Basically the curl of asset pipelines ;)
https://github.com/zeux/meshoptimizer/discussions/986
While we could utilize zigzag encoding (i>>31) ^ (i<<1) to convert SLEB128-encoded type/addend to use ULEB128 instead, the generate code is inferior to or on par with SLEB128 for one-byte encodings on x86, AArch64, and RISC-V. Haven't tried wider values - but zigzag encoding is likely slower as well
// One-byte case for SLEB128 int64_t from_signext(uint64_t v) { return v < 64 ? v - 128 : v; }
// One-byte case for ULEB128 with zig-zag encoding int64_t from_zigzag(uint64_t z) { return (z >> 1) ^ -(z & 1); }
This sort of analysis is great.
Now why can't compilers do this sort of thing automatically?
Almost any problem seems to be possible to speed up 1000x in AVX512+days of thought compared to the naive version written in a python loop. If we could automate that whole process for big codebases the performance gains could be huge.
Compilers can’t really, in a meaningful way, change the layout of your data in memory. And you do need to think about your memory layout to get any benefit from SIMD. You’ll notice a lot of compiler auto vectorization insert many instructions just to shuffle data around to get to a usable layout, which negates much of the benefit.
Depends on the programming language. A good question is why we don't have more optimizable languages in mainstream use.

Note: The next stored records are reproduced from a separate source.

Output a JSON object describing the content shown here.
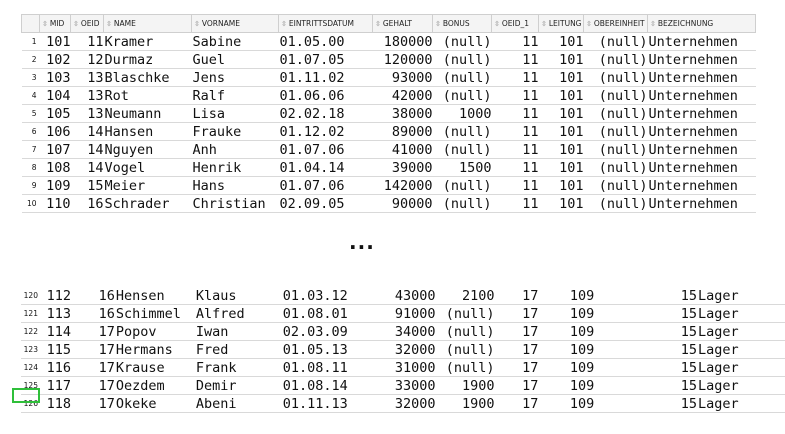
{
  "columns": [
    "MID",
    "OEID",
    "NAME",
    "VORNAME",
    "EINTRITTSDATUM",
    "GEHALT",
    "BONUS",
    "OEID_1",
    "LEITUNG",
    "OBEREINHEIT",
    "BEZEICHNUNG"
  ],
  "ellipsis": "...",
  "top_rows": [
    {
      "n": "1",
      "mid": "101",
      "oeid": "11",
      "name": "Kramer",
      "vorname": "Sabine",
      "datum": "01.05.00",
      "gehalt": "180000",
      "bonus": "(null)",
      "oeid1": "11",
      "leitung": "101",
      "ober": "(null)",
      "bez": "Unternehmen"
    },
    {
      "n": "2",
      "mid": "102",
      "oeid": "12",
      "name": "Durmaz",
      "vorname": "Guel",
      "datum": "01.07.05",
      "gehalt": "120000",
      "bonus": "(null)",
      "oeid1": "11",
      "leitung": "101",
      "ober": "(null)",
      "bez": "Unternehmen"
    },
    {
      "n": "3",
      "mid": "103",
      "oeid": "13",
      "name": "Blaschke",
      "vorname": "Jens",
      "datum": "01.11.02",
      "gehalt": "93000",
      "bonus": "(null)",
      "oeid1": "11",
      "leitung": "101",
      "ober": "(null)",
      "bez": "Unternehmen"
    },
    {
      "n": "4",
      "mid": "104",
      "oeid": "13",
      "name": "Rot",
      "vorname": "Ralf",
      "datum": "01.06.06",
      "gehalt": "42000",
      "bonus": "(null)",
      "oeid1": "11",
      "leitung": "101",
      "ober": "(null)",
      "bez": "Unternehmen"
    },
    {
      "n": "5",
      "mid": "105",
      "oeid": "13",
      "name": "Neumann",
      "vorname": "Lisa",
      "datum": "02.02.18",
      "gehalt": "38000",
      "bonus": "1000",
      "oeid1": "11",
      "leitung": "101",
      "ober": "(null)",
      "bez": "Unternehmen"
    },
    {
      "n": "6",
      "mid": "106",
      "oeid": "14",
      "name": "Hansen",
      "vorname": "Frauke",
      "datum": "01.12.02",
      "gehalt": "89000",
      "bonus": "(null)",
      "oeid1": "11",
      "leitung": "101",
      "ober": "(null)",
      "bez": "Unternehmen"
    },
    {
      "n": "7",
      "mid": "107",
      "oeid": "14",
      "name": "Nguyen",
      "vorname": "Anh",
      "datum": "01.07.06",
      "gehalt": "41000",
      "bonus": "(null)",
      "oeid1": "11",
      "leitung": "101",
      "ober": "(null)",
      "bez": "Unternehmen"
    },
    {
      "n": "8",
      "mid": "108",
      "oeid": "14",
      "name": "Vogel",
      "vorname": "Henrik",
      "datum": "01.04.14",
      "gehalt": "39000",
      "bonus": "1500",
      "oeid1": "11",
      "leitung": "101",
      "ober": "(null)",
      "bez": "Unternehmen"
    },
    {
      "n": "9",
      "mid": "109",
      "oeid": "15",
      "name": "Meier",
      "vorname": "Hans",
      "datum": "01.07.06",
      "gehalt": "142000",
      "bonus": "(null)",
      "oeid1": "11",
      "leitung": "101",
      "ober": "(null)",
      "bez": "Unternehmen"
    },
    {
      "n": "10",
      "mid": "110",
      "oeid": "16",
      "name": "Schrader",
      "vorname": "Christian",
      "datum": "02.09.05",
      "gehalt": "90000",
      "bonus": "(null)",
      "oeid1": "11",
      "leitung": "101",
      "ober": "(null)",
      "bez": "Unternehmen"
    }
  ],
  "bottom_rows": [
    {
      "n": "120",
      "mid": "112",
      "oeid": "16",
      "name": "Hensen",
      "vorname": "Klaus",
      "datum": "01.03.12",
      "gehalt": "43000",
      "bonus": "2100",
      "oeid1": "17",
      "leitung": "109",
      "ober": "15",
      "bez": "Lager"
    },
    {
      "n": "121",
      "mid": "113",
      "oeid": "16",
      "name": "Schimmel",
      "vorname": "Alfred",
      "datum": "01.08.01",
      "gehalt": "91000",
      "bonus": "(null)",
      "oeid1": "17",
      "leitung": "109",
      "ober": "15",
      "bez": "Lager"
    },
    {
      "n": "122",
      "mid": "114",
      "oeid": "17",
      "name": "Popov",
      "vorname": "Iwan",
      "datum": "02.03.09",
      "gehalt": "34000",
      "bonus": "(null)",
      "oeid1": "17",
      "leitung": "109",
      "ober": "15",
      "bez": "Lager"
    },
    {
      "n": "123",
      "mid": "115",
      "oeid": "17",
      "name": "Hermans",
      "vorname": "Fred",
      "datum": "01.05.13",
      "gehalt": "32000",
      "bonus": "(null)",
      "oeid1": "17",
      "leitung": "109",
      "ober": "15",
      "bez": "Lager"
    },
    {
      "n": "124",
      "mid": "116",
      "oeid": "17",
      "name": "Krause",
      "vorname": "Frank",
      "datum": "01.08.11",
      "gehalt": "31000",
      "bonus": "(null)",
      "oeid1": "17",
      "leitung": "109",
      "ober": "15",
      "bez": "Lager"
    },
    {
      "n": "125",
      "mid": "117",
      "oeid": "17",
      "name": "Oezdem",
      "vorname": "Demir",
      "datum": "01.08.14",
      "gehalt": "33000",
      "bonus": "1900",
      "oeid1": "17",
      "leitung": "109",
      "ober": "15",
      "bez": "Lager"
    },
    {
      "n": "126",
      "mid": "118",
      "oeid": "17",
      "name": "Okeke",
      "vorname": "Abeni",
      "datum": "01.11.13",
      "gehalt": "32000",
      "bonus": "1900",
      "oeid1": "17",
      "leitung": "109",
      "ober": "15",
      "bez": "Lager"
    }
  ],
  "selected_row": "126",
  "colors": {
    "highlight": "#2fbf3a",
    "header_bg": "#f4f4f4",
    "grid_line": "#d9d9d9"
  },
  "icons": {
    "sort": "sort-arrows-icon"
  }
}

FORTRAN is used for a lot of numerical algorithms - today! installed on your computer right now in some library! - because it optimizes better than C because it doesn't have pointers.
As I understand it most of the difference can be made up by adding the restrict qualifier to everything in C.

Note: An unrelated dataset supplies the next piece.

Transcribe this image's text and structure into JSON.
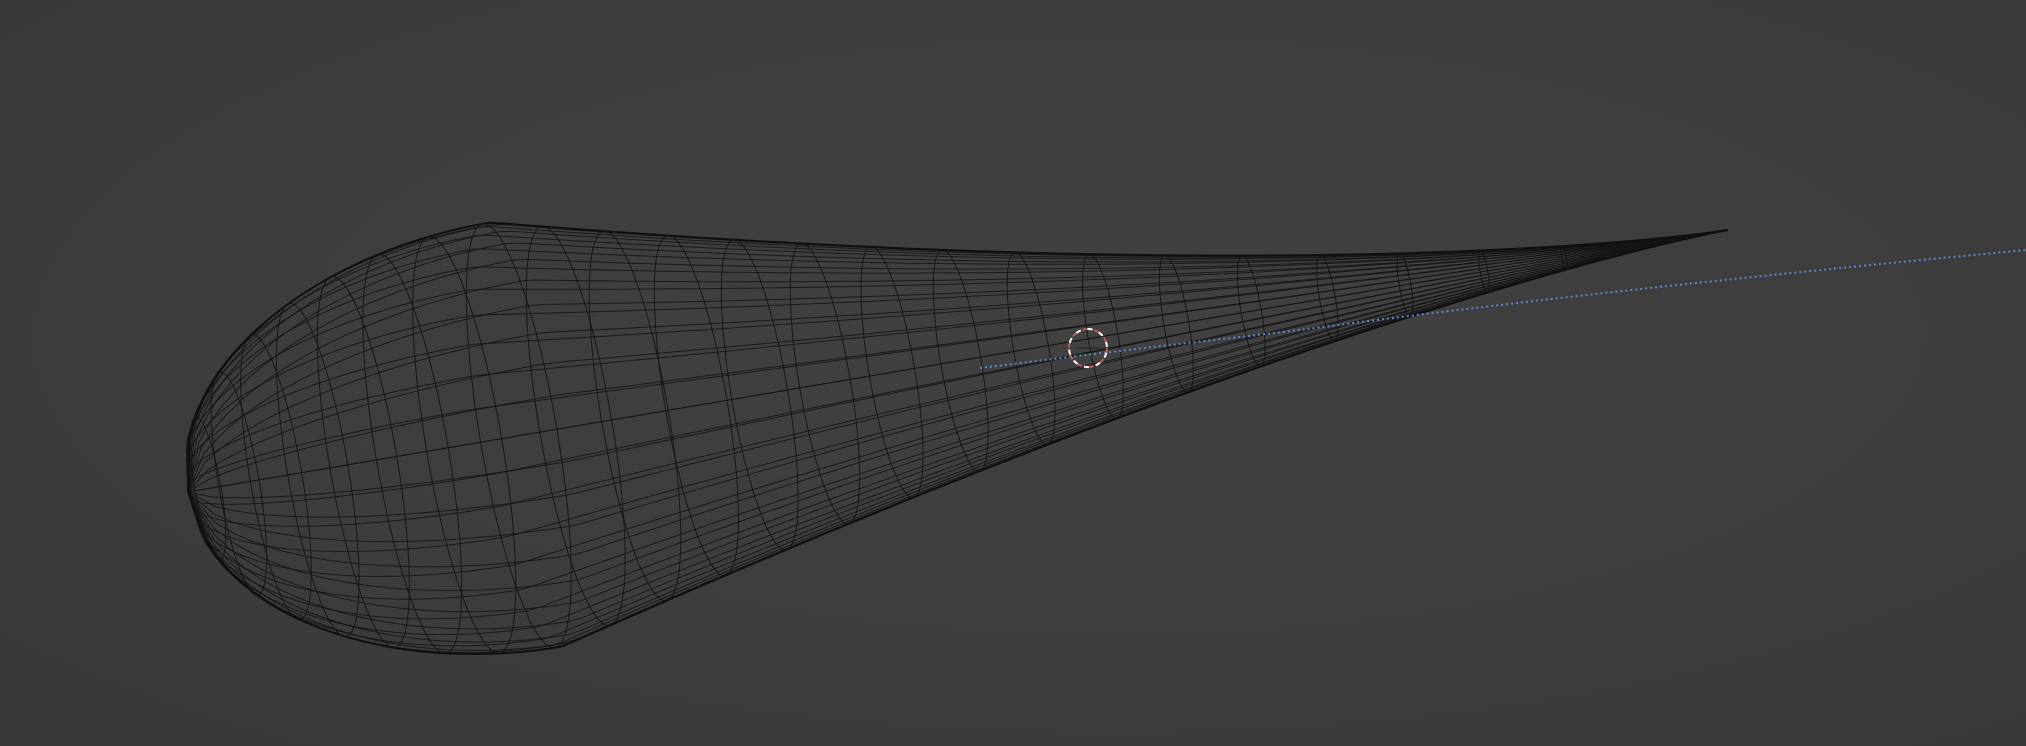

Are there any programming languages which change the data layout beyond naively sorting struct members by alignment? (which at best helps with reducing padding bytes but can be either good or bad for performance, depending on the code which accesses the data).
One simple optimization is to change arrays of struts into struts of arrays. To my knowledge, nothing even makes those changes, despite them being safe and having a huge potential performance benefit.
Now that you mention it... :)
Zig has MultiArrayList in the stdlib which does the SoA transform via comptime:
https://ziglang.org/documentation/master/std/#std.multi_arra...
Zig also sorts struct members by size/alignment, but has two escape hatches ('extern struct' which is for C compatibility, and 'packed struct' which offers an explicit bit-by-bit memory layout).
AFAIK Odin and Jai offer the SoA transform as specialized language features, e.g. in Odin:
https://odin-lang.org/docs/overview/#soa-data-types
I'd still always want such data layout transforms as an explicit language feature though, not the compiler making this decision for me.
> 1000x in AVX512+days of thought compared to the naive version written in a python loop
Out of this 1000x speedup you get 100x by just not using python though ;)
Also IIRC the main problem specifically with AVX512 was that mainstream CPUs simply didn't have it, so a smart compiler won't be of much use when the output code only runs on a handful devices.
> Now why can't compilers do this sort of thing automatically?
They do - they just can't assume GFNI instructions are present unless you explicitly say so: https://godbolt.org/z/eYasbKsse
Intents matter. Compilers can't see through your skull to infer your intents and thus behave very conservatively unless you override that behavior somehow. This inference, alas, also takes (much) time, so compilers have to balance the compilation time with quality of intents guessed as well. (This is why we can't exactly use LLMs in mainstream compilers, by the way.) So go and make a programming language that preserves your intents by every means; but making it practical would be very difficult.